I remove all insignificant variables and rerun OLS, as I have no reason to believe any of these specific variables are important regardless of regression results. We see that adjusted R^2 decreases from 0.756 to 0.748, which is not a large magnitude. I also see that the constant is now 80.2316, which seems close to the average overall life expectancy, meaning this model is more accurate.

Multiple Linear Regression Model

Part 2: Policy Analysis


I selected a subset of the main dataframe to focus on policy-related variables. They includes Poverty Rate, Labor Force Participation, Local Tax Rate, etc.

Boxplot of Life Expectancy

The boxplot shows the distribution of life expectancy in U.S. counties. The 25th percentile is around 82 years old. The median is around 82.7 years old. The 75th percentile is a bit less than 84 years old. This distribution is pretty concentrated with small deviation from the median. It is also right skewed with some outliers on either side.

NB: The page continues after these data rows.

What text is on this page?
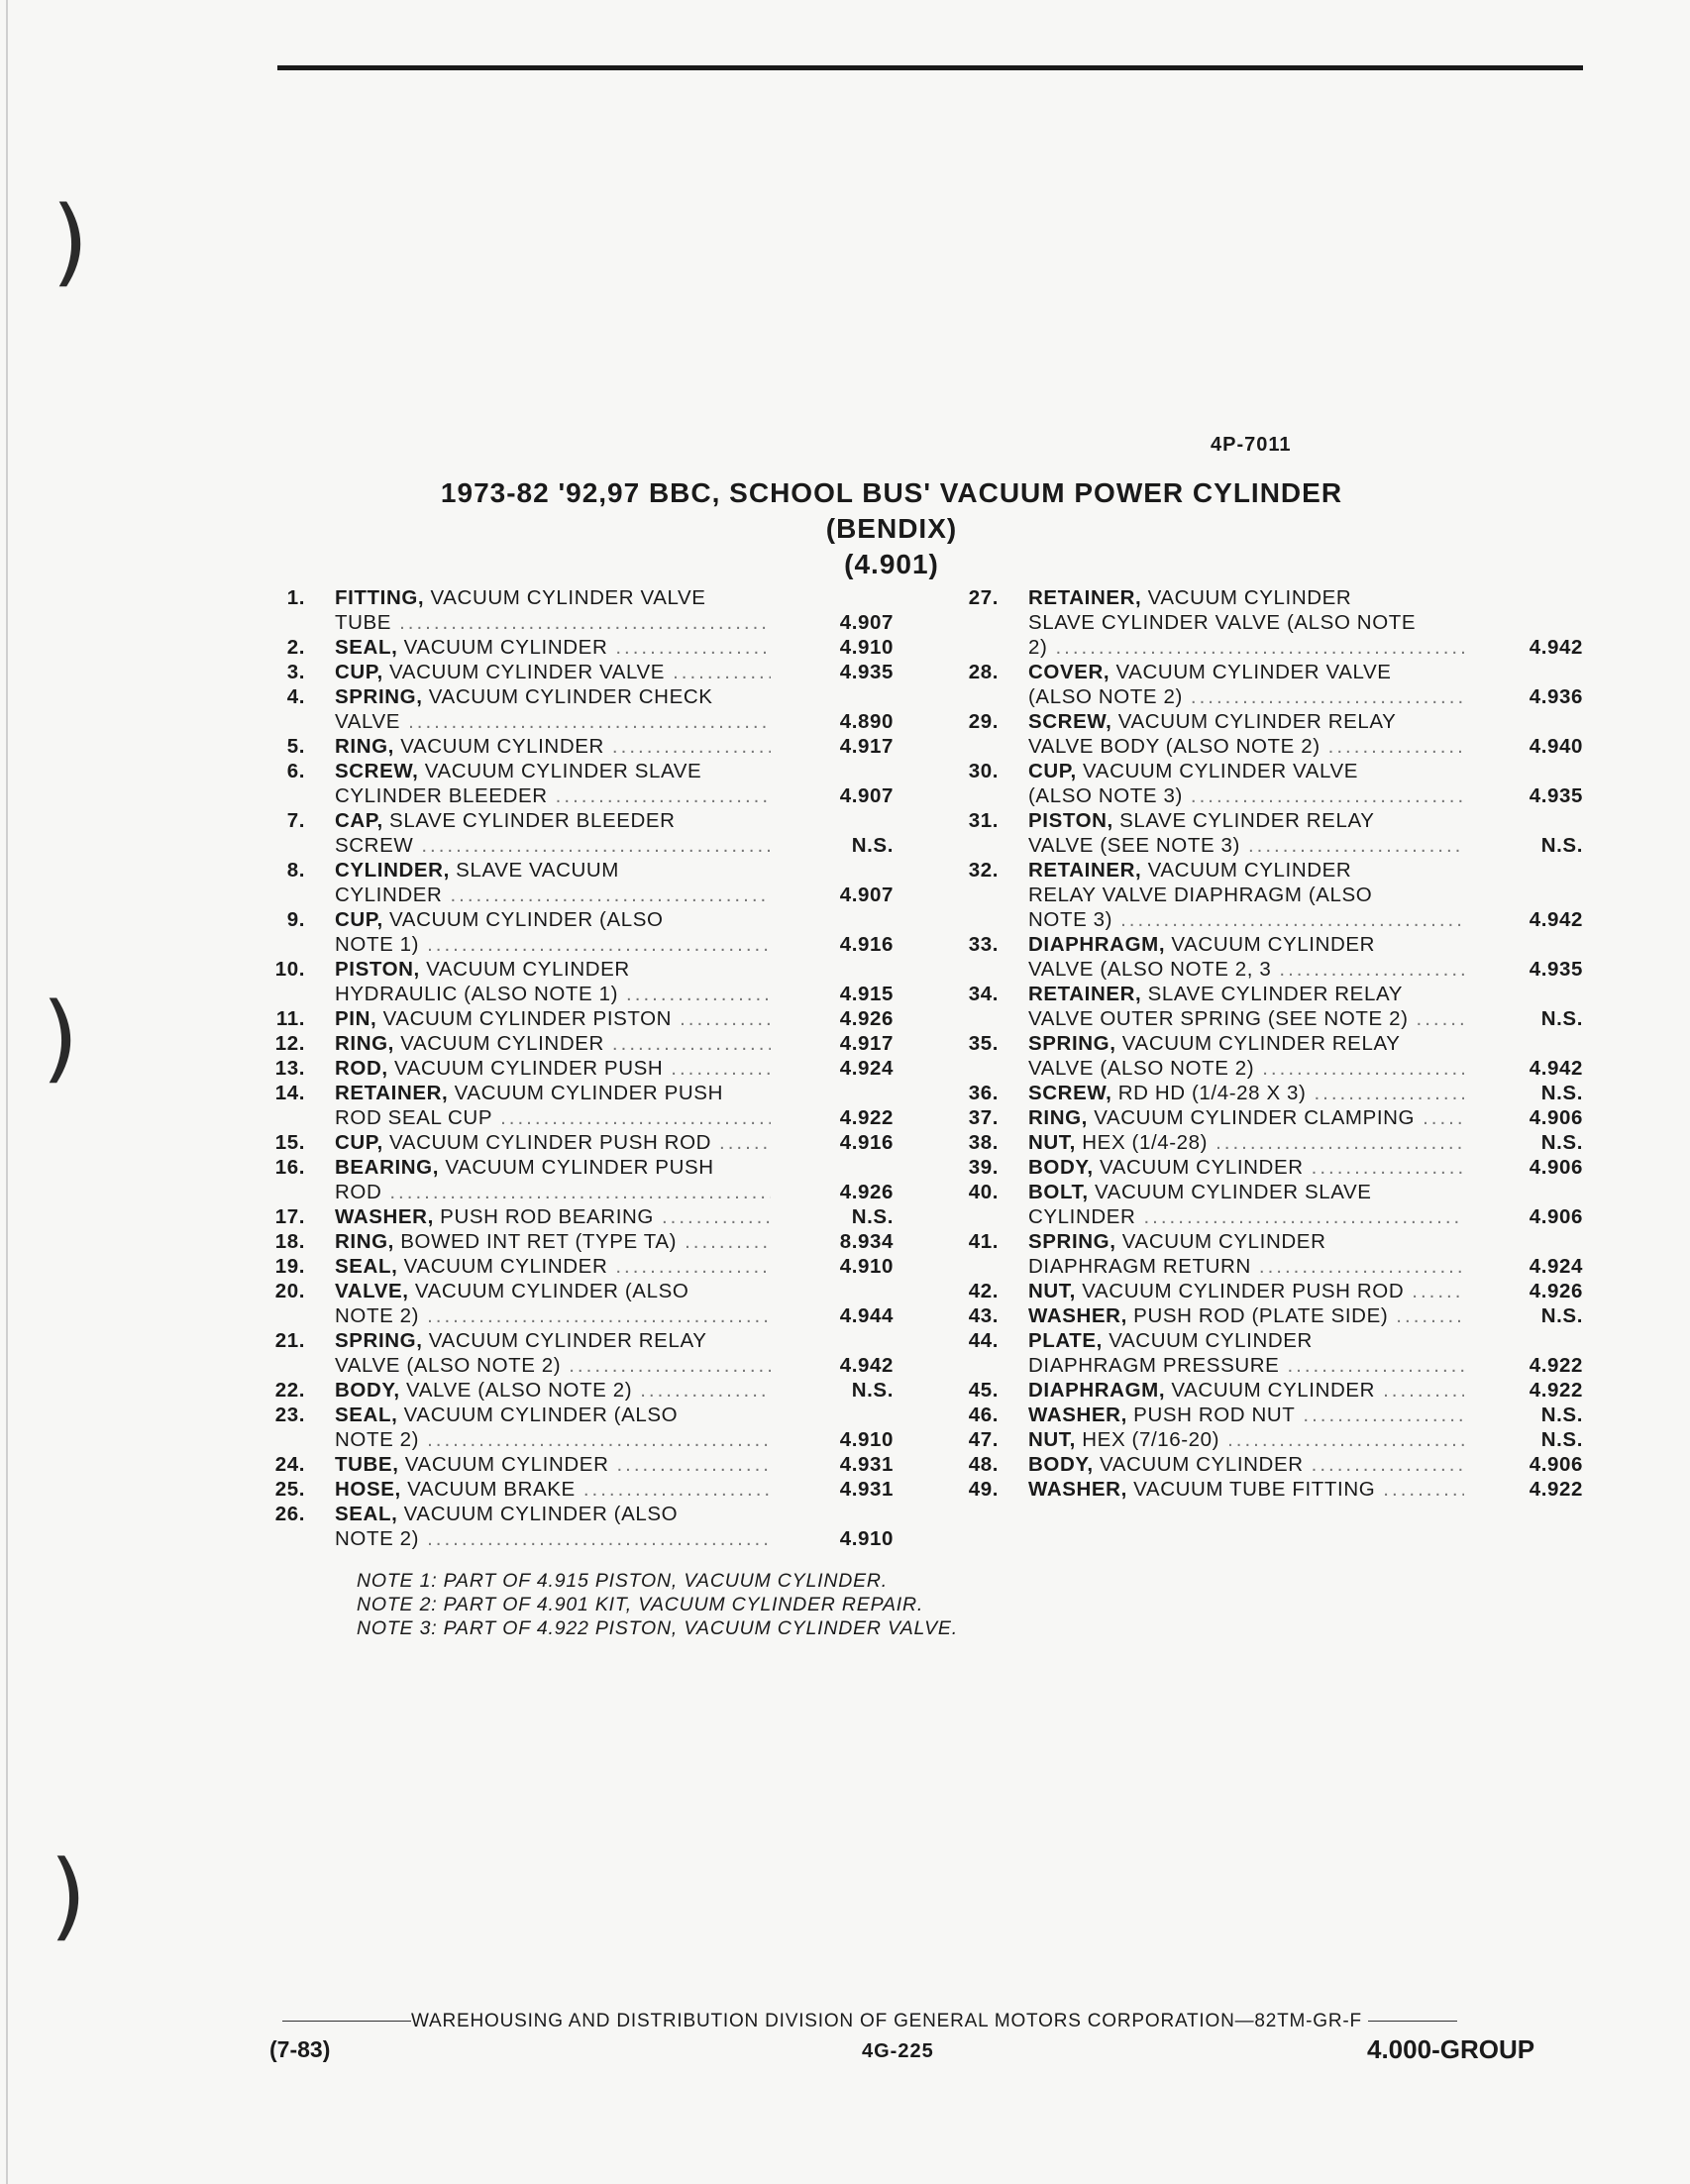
)
)
)
4P-7011
1973-82 '92,97 BBC, SCHOOL BUS' VACUUM POWER CYLINDER
(BENDIX)
(4.901)
1. FITTING, VACUUM CYLINDER VALVE
TUBE .....	4.907
2. SEAL, VACUUM CYLINDER .....	4.910
3. CUP, VACUUM CYLINDER VALVE .....	4.935
4. SPRING, VACUUM CYLINDER CHECK
VALVE .....	4.890
5. RING, VACUUM CYLINDER .....	4.917
6. SCREW, VACUUM CYLINDER SLAVE
CYLINDER BLEEDER .....	4.907
7. CAP, SLAVE CYLINDER BLEEDER
SCREW .....	N.S.
8. CYLINDER, SLAVE VACUUM
CYLINDER .....	4.907
9. CUP, VACUUM CYLINDER (ALSO
NOTE 1) .....	4.916
10. PISTON, VACUUM CYLINDER
HYDRAULIC (ALSO NOTE 1) .....	4.915
11. PIN, VACUUM CYLINDER PISTON .....	4.926
12. RING, VACUUM CYLINDER .....	4.917
13. ROD, VACUUM CYLINDER PUSH .....	4.924
14. RETAINER, VACUUM CYLINDER PUSH
ROD SEAL CUP .....	4.922
15. CUP, VACUUM CYLINDER PUSH ROD .....	4.916
16. BEARING, VACUUM CYLINDER PUSH
ROD .....	4.926
17. WASHER, PUSH ROD BEARING .....	N.S.
18. RING, BOWED INT RET (TYPE TA) .....	8.934
19. SEAL, VACUUM CYLINDER .....	4.910
20. VALVE, VACUUM CYLINDER (ALSO
NOTE 2) .....	4.944
21. SPRING, VACUUM CYLINDER RELAY
VALVE (ALSO NOTE 2) .....	4.942
22. BODY, VALVE (ALSO NOTE 2) .....	N.S.
23. SEAL, VACUUM CYLINDER (ALSO
NOTE 2) .....	4.910
24. TUBE, VACUUM CYLINDER .....	4.931
25. HOSE, VACUUM BRAKE .....	4.931
26. SEAL, VACUUM CYLINDER (ALSO
NOTE 2) .....	4.910
27. RETAINER, VACUUM CYLINDER
SLAVE CYLINDER VALVE (ALSO NOTE
2) .....	4.942
28. COVER, VACUUM CYLINDER VALVE
(ALSO NOTE 2) .....	4.936
29. SCREW, VACUUM CYLINDER RELAY
VALVE BODY (ALSO NOTE 2) .....	4.940
30. CUP, VACUUM CYLINDER VALVE
(ALSO NOTE 3) .....	4.935
31. PISTON, SLAVE CYLINDER RELAY
VALVE (SEE NOTE 3) .....	N.S.
32. RETAINER, VACUUM CYLINDER
RELAY VALVE DIAPHRAGM (ALSO
NOTE 3) .....	4.942
33. DIAPHRAGM, VACUUM CYLINDER
VALVE (ALSO NOTE 2, 3 .....	4.935
34. RETAINER, SLAVE CYLINDER RELAY
VALVE OUTER SPRING (SEE NOTE 2) .....	N.S.
35. SPRING, VACUUM CYLINDER RELAY
VALVE (ALSO NOTE 2) .....	4.942
36. SCREW, RD HD (1/4-28 X 3) .....	N.S.
37. RING, VACUUM CYLINDER CLAMPING .....	4.906
38. NUT, HEX (1/4-28) .....	N.S.
39. BODY, VACUUM CYLINDER .....	4.906
40. BOLT, VACUUM CYLINDER SLAVE
CYLINDER .....	4.906
41. SPRING, VACUUM CYLINDER
DIAPHRAGM RETURN .....	4.924
42. NUT, VACUUM CYLINDER PUSH ROD .....	4.926
43. WASHER, PUSH ROD (PLATE SIDE) .....	N.S.
44. PLATE, VACUUM CYLINDER
DIAPHRAGM PRESSURE .....	4.922
45. DIAPHRAGM, VACUUM CYLINDER .....	4.922
46. WASHER, PUSH ROD NUT .....	N.S.
47. NUT, HEX (7/16-20) .....	N.S.
48. BODY, VACUUM CYLINDER .....	4.906
49. WASHER, VACUUM TUBE FITTING .....	4.922
NOTE 1: PART OF 4.915 PISTON, VACUUM CYLINDER.
NOTE 2: PART OF 4.901 KIT, VACUUM CYLINDER REPAIR.
NOTE 3: PART OF 4.922 PISTON, VACUUM CYLINDER VALVE.
WAREHOUSING AND DISTRIBUTION DIVISION OF GENERAL MOTORS CORPORATION—82TM-GR-F
(7-83)	4G-225	4.000-GROUP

Heatmap of Correlation between Policy Columns

From the heatmap, there are some relatively strong correlation (r>0.4) between life expectancy and scap_ski90pcm, cs_labforce, ccd_exp_tot, e_rank_b. These variables correspond to Social Capital Index, Labor Force Participation, School Expenditure per Student, Absolute Mobility

Policy Modeling

The R squared is 0.626 at this point, which indicates a relatively strong correlation between the selected columns and life expectancy. These columns will be considered further in our ML models. I also noticed that some columns have negative coefficient, which means as these variables increase, the county's predicted life expectancy decreases.

Conclusions
How do income inequality and life expectancy vary across different socioeconomic groups in the United States? How does education impact the life expectancy? These are some questions that economists and policymakers may consider in designing a policy that benefits the life expectancy of the population across the country. Based on the analysis, people can observe the positive correlation between life expectancy and education. Education tends to promote a healthier lifestyle such as eating a diet and doing exercise regularly, and prevent unhealthy behaviors such as smoking. Besides that, I analyze the positive correlation between healthcare expenditure and life expectancy. Equality in accessing and treating can prevent illnesses and lead to better healthcare outcomes and longer life expectancy. Furthermore, I observe the negative correlation between income inequality and life expectancy. The limited access to healthcare, healthy food, and safe living condition, the environmental hazards, and the high rates of chronic stress are some reasons that may cause the shorter life expectancy in the low-income group. Besides the demographic analysis, I learn the effect of policy in affecting life expectancy, including the negative correlation between high poverty rates and lack of health insurance in life expectancy. Economists and policymakers can consider investing in a healthy lifestyle and nutrition education and expanding Medicaid coverage to provide health insurance to low-income families. Furthermore, I learn the positive correlation of job opportunities in life expectancy that the policymakers might promote job growth. While income inequality has a negative correlation with life expectancy, it is crucial to understand the complex relationship between life expectancy and social determinants of health that requires further research and studies.